Now the river narrows and speeds up to 4 m/sec. As far as you're concerned you're sitting motionless in the water and when you send the boat out upstream again it is still travelling at 3 m/sec. However from the river bank I see the boat is now travelling downstream i.e. its speed upstream is -1 m/sec. The boat can't travel fast enough to make headway against the flow of the river.

Rather surprisingly an argument very like this applies to motion of light away from a black hole. It's called the River Model, and here is a link to a scientific paper giving the details. More formally this technique is an analysis of the motion of the light using the Gullstrand–Painlevé coordinates. I used this technique to explain why light can't escape from a black hole in my answer to Why is a black hole black?.

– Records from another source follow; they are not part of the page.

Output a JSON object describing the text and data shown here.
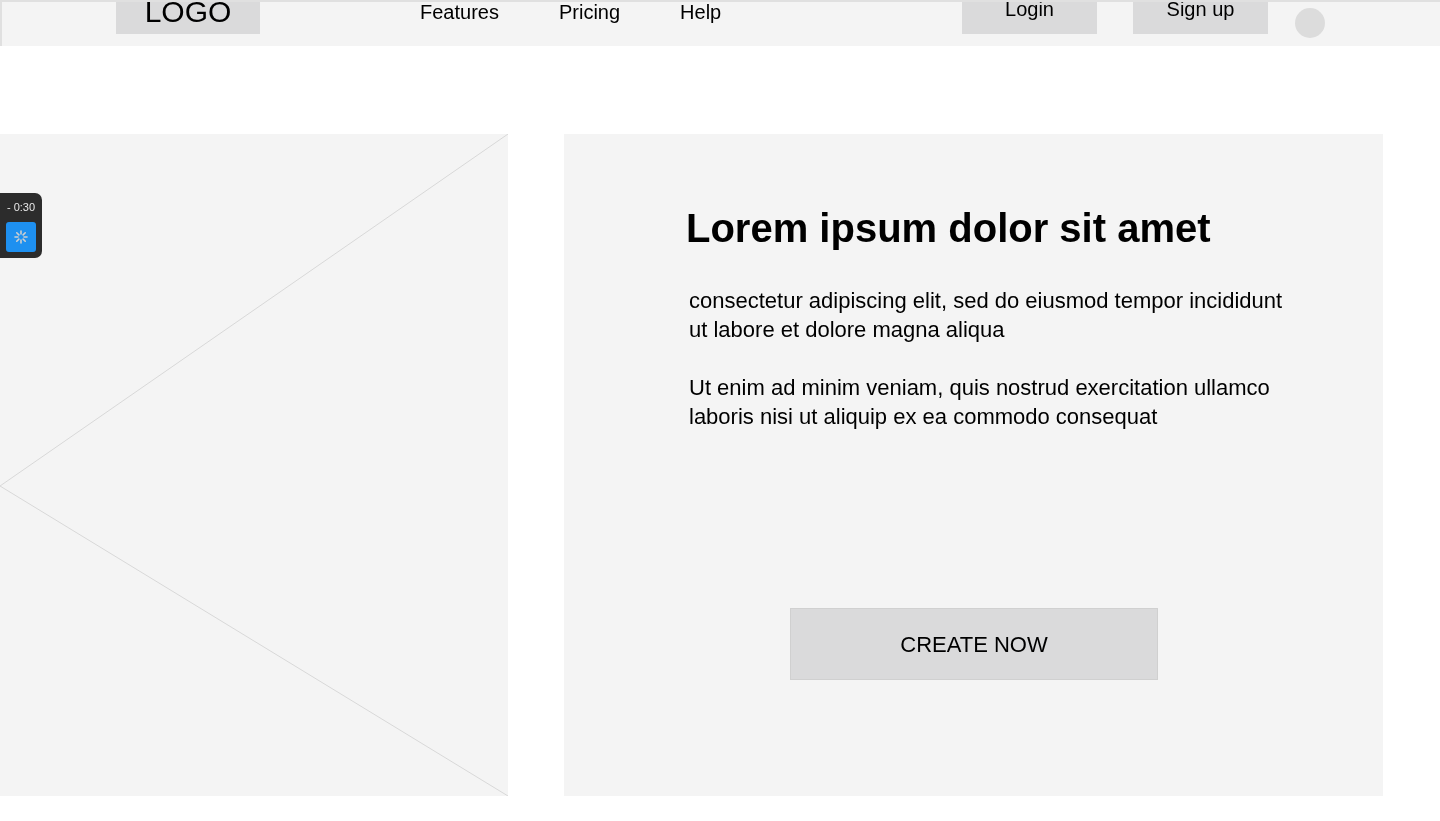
{
  "header": {
    "logo": "LOGO",
    "nav": [
      "Features",
      "Pricing",
      "Help"
    ],
    "buttons": [
      "Login",
      "Sign up"
    ]
  },
  "timer": {
    "time": "- 0:30"
  },
  "hero": {
    "title": "Lorem ipsum dolor sit amet",
    "paragraphs": [
      "consectetur adipiscing elit, sed do eiusmod tempor incididunt ut labore et dolore magna aliqua",
      "Ut enim ad minim veniam, quis nostrud exercitation ullamco laboris nisi ut aliquip ex ea commodo consequat"
    ],
    "button": "CREATE NOW"
  }
}
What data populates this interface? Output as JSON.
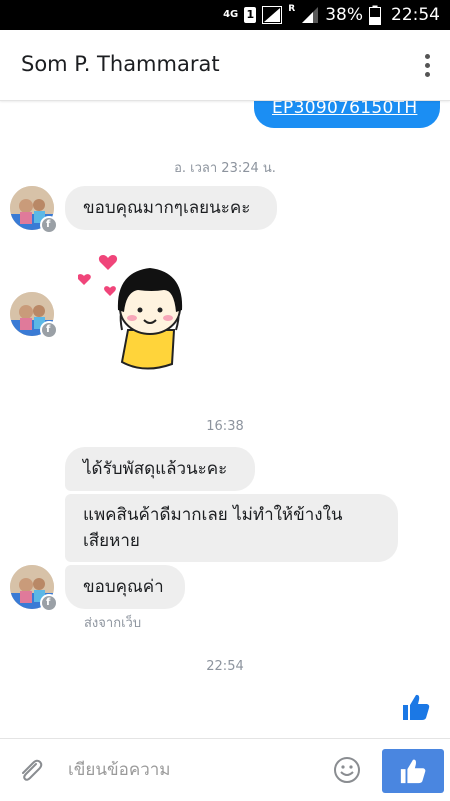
{
  "status_bar": {
    "network": "4G",
    "sim": "1",
    "roaming": "R",
    "battery": "38%",
    "time": "22:54"
  },
  "header": {
    "contact_name": "Som P. Thammarat",
    "menu_icon": "more-vertical-icon"
  },
  "messages": {
    "outgoing_tracking": "EP309076150TH",
    "time_1": "อ. เวลา 23:24 น.",
    "msg_thanks_1": "ขอบคุณมากๆเลยนะคะ",
    "time_2": "16:38",
    "msg_received": "ได้รับพัสดุแล้วนะคะ",
    "msg_packing_line1": "แพคสินค้าดีมากเลย ไม่ทำให้ข้างใน",
    "msg_packing_line2": "เสียหาย",
    "msg_thanks_2": "ขอบคุณค่า",
    "sent_from": "ส่งจากเว็บ",
    "time_3": "22:54"
  },
  "composer": {
    "placeholder": "เขียนข้อความ"
  },
  "colors": {
    "outgoing_bubble": "#1b8ef3",
    "incoming_bubble": "#eeeeee",
    "like_button": "#4a86e0",
    "like_icon": "#1b78e5"
  }
}
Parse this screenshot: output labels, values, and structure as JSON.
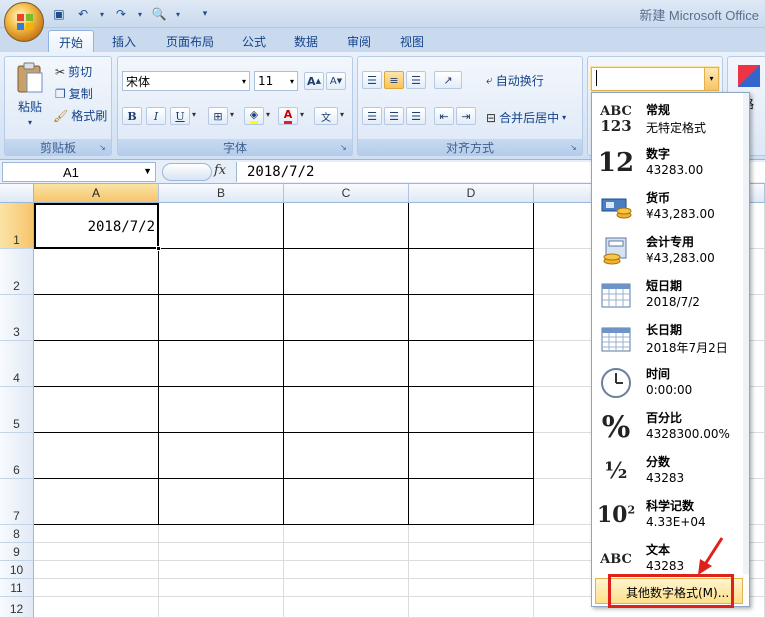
{
  "app": {
    "title": "新建 Microsoft Office"
  },
  "tabs": [
    "开始",
    "插入",
    "页面布局",
    "公式",
    "数据",
    "审阅",
    "视图"
  ],
  "ribbon": {
    "clipboard": {
      "paste": "粘贴",
      "cut": "剪切",
      "copy": "复制",
      "format_painter": "格式刷",
      "label": "剪贴板"
    },
    "font": {
      "font_name": "宋体",
      "font_size": "11",
      "bold": "B",
      "italic": "I",
      "underline": "U",
      "label": "字体",
      "grow": "A",
      "shrink": "A"
    },
    "alignment": {
      "wrap": "自动换行",
      "merge": "合并后居中",
      "label": "对齐方式"
    },
    "number_format_value": "",
    "right_edge": "格"
  },
  "formula_bar": {
    "name_box": "A1",
    "fx": "fx",
    "value": "2018/7/2"
  },
  "sheet": {
    "columns": [
      "A",
      "B",
      "C",
      "D"
    ],
    "rows": [
      "1",
      "2",
      "3",
      "4",
      "5",
      "6",
      "7",
      "8",
      "9",
      "10",
      "11",
      "12"
    ],
    "a1_value": "2018/7/2"
  },
  "number_formats": [
    {
      "icon": "abc123-icon",
      "name": "常规",
      "value": "无特定格式"
    },
    {
      "icon": "number-12-icon",
      "name": "数字",
      "value": "43283.00"
    },
    {
      "icon": "currency-icon",
      "name": "货币",
      "value": "¥43,283.00"
    },
    {
      "icon": "accounting-icon",
      "name": "会计专用",
      "value": " ¥43,283.00"
    },
    {
      "icon": "calendar-short-icon",
      "name": "短日期",
      "value": "2018/7/2"
    },
    {
      "icon": "calendar-long-icon",
      "name": "长日期",
      "value": "2018年7月2日"
    },
    {
      "icon": "clock-icon",
      "name": "时间",
      "value": "0:00:00"
    },
    {
      "icon": "percent-icon",
      "name": "百分比",
      "value": "4328300.00%"
    },
    {
      "icon": "fraction-icon",
      "name": "分数",
      "value": "43283"
    },
    {
      "icon": "scientific-icon",
      "name": "科学记数",
      "value": "4.33E+04"
    },
    {
      "icon": "text-abc-icon",
      "name": "文本",
      "value": "43283"
    }
  ],
  "more_formats": "其他数字格式(M)...",
  "colors": {
    "accent_red": "#e0201a",
    "highlight": "#f9c25c"
  }
}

The local speed of light is always $c$, but if you use the Gullstrand–Painlevé coordinates to analyse what happens at the event horizon you find that:

  1. at the horizon you are falling inwards at the speed of light

  2. relative to you the light is travelling outwards at the speed of light

  3. so the net speed of the light away from the event horizon is zero

And that's why the light can't escape from the black hole.


To explain it in layman's terms, without using advanced concepts:

Space is warped in the "inside" of the black hole (that is, under the event horizon) so much, that it behaves completely different than what we perceive hear on Earth. The "outward direction" simply does not exist.

For example, here on Earth, we can go in the three spacial dimensions in both directions, but in time we can move only forward. Imagine that on the "surface" of the black hole, aka at the event horizon, the spatial dimensions have only one direction: inward. This last paragraph is not intended as an accurate description of how black holes work. It's only to conceptualize how there are cases where only one direction of a coordinate exists.